BACKGROUND: Vitiligo is a pigmentation disorder of autoimmune aetiology. Polymorphisms in beta-defensin genes have been linked to a predisposition to some autoimmune disorders. AIM: To evaluate the role of polymorphisms in DEFB1, the gene encoding for human beta-defensin (HBD)-1 and its 5' untranslated region in nonsegmental vitiligo. METHODS: In total, 354 participants [171 patients with non-segmental vitiligo and 183 age and sex-matched healthy controls (HCs)], were genotyped by the PCR-restriction fragment length polymorphism (RFLP) method. For 80 of these individuals (40 patients and -40 HCs) serum HBD-1 was also measured by ELISA. RESULTS: The -44 G allele, CG genotype and GGG haplotype increased the risk for vitiligo (P < 0.02 in all cases), whereas the -20 AA genotype seems to be protective (P = 0.04).
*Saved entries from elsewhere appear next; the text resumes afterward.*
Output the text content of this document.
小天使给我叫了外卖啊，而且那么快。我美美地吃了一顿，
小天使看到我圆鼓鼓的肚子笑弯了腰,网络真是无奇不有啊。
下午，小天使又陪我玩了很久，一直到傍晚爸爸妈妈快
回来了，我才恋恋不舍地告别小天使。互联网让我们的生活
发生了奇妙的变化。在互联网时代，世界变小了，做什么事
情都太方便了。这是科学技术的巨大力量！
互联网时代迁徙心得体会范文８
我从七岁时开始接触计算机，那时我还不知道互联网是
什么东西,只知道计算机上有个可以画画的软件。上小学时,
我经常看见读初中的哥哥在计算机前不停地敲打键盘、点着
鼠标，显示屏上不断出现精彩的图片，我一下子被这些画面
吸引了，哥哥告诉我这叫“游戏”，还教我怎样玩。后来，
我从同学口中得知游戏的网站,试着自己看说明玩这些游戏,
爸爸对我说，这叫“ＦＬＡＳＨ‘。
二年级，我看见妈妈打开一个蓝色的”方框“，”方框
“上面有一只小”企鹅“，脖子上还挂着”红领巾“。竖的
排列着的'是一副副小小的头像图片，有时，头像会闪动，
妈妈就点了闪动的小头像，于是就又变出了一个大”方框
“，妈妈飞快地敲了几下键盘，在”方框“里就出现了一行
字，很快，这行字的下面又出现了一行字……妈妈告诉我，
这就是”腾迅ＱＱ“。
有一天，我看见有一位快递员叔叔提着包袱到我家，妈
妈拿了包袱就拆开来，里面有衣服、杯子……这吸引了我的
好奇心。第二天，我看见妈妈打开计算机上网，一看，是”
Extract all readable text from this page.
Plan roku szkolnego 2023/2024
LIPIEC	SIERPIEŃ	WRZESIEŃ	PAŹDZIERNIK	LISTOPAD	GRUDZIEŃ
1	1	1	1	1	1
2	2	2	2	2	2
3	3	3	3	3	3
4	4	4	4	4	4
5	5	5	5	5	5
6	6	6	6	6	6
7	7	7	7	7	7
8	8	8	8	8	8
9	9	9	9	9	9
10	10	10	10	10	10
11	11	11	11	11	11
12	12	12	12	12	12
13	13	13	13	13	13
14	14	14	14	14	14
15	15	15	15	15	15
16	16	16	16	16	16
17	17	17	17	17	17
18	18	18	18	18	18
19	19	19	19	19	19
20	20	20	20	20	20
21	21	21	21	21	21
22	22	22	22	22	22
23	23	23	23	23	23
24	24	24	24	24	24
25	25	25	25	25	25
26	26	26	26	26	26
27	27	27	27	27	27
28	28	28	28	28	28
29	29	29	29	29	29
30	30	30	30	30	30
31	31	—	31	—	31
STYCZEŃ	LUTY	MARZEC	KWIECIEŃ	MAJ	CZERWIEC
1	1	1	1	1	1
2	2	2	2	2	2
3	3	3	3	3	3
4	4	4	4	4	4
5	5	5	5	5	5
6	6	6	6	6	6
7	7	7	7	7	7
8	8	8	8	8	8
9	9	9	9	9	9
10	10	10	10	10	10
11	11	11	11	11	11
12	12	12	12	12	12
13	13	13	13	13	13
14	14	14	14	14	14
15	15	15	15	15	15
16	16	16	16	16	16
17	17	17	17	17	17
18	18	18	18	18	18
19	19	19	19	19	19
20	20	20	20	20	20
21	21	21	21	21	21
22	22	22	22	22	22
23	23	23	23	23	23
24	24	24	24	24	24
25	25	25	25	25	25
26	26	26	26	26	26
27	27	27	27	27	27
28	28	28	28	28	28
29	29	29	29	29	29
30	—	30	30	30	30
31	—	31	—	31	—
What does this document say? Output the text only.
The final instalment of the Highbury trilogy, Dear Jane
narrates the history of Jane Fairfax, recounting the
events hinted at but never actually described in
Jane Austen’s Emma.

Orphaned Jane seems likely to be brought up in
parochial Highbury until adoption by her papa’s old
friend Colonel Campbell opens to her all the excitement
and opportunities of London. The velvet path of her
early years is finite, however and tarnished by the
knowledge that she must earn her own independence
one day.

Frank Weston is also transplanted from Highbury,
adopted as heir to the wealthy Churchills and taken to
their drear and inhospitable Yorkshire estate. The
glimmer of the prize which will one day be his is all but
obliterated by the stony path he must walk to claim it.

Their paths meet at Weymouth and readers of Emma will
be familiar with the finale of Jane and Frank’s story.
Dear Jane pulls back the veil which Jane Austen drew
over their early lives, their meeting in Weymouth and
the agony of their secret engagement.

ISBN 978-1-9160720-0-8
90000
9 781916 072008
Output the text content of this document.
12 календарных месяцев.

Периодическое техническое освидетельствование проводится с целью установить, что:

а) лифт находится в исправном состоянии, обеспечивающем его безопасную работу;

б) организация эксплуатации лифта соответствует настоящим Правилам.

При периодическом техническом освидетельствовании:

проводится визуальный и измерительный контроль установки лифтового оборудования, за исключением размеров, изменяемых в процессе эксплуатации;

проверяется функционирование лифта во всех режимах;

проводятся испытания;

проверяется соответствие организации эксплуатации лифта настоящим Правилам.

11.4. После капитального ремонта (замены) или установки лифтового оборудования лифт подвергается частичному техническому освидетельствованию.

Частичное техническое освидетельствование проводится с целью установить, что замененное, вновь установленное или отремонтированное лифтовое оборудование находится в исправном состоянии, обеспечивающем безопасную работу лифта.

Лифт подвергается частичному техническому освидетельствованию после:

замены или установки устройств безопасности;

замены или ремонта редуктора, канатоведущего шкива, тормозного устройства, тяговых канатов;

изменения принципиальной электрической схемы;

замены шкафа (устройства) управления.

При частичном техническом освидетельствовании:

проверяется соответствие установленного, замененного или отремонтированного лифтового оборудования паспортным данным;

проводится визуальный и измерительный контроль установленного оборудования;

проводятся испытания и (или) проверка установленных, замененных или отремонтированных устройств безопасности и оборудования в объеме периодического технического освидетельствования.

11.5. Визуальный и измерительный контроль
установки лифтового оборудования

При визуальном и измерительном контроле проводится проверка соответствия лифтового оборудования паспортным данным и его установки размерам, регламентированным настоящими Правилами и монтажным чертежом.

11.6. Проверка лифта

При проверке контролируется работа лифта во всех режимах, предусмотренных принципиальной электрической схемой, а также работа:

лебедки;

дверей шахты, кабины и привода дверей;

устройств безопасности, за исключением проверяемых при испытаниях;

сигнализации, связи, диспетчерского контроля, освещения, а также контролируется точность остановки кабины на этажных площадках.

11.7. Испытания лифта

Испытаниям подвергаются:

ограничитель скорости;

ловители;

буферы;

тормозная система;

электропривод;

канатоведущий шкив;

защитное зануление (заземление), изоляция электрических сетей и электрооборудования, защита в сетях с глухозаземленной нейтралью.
Serum HBD-1 levels were lower in patients with vitiligo than in HCs (P < 0.01), as well as in patients with active vitiligo compared with those with stable vitiligo and with HCs (P < 0.05 in both cases), CONCLUSION: Our results suggest that HBD-1 and its gene polymorphisms may modulate vitiligo susceptibility and/or disease activity. This is the first report, to our knowledge, of the association of serum HBD-1 levels and DEFB1 gene polymorphisms with vitiligo.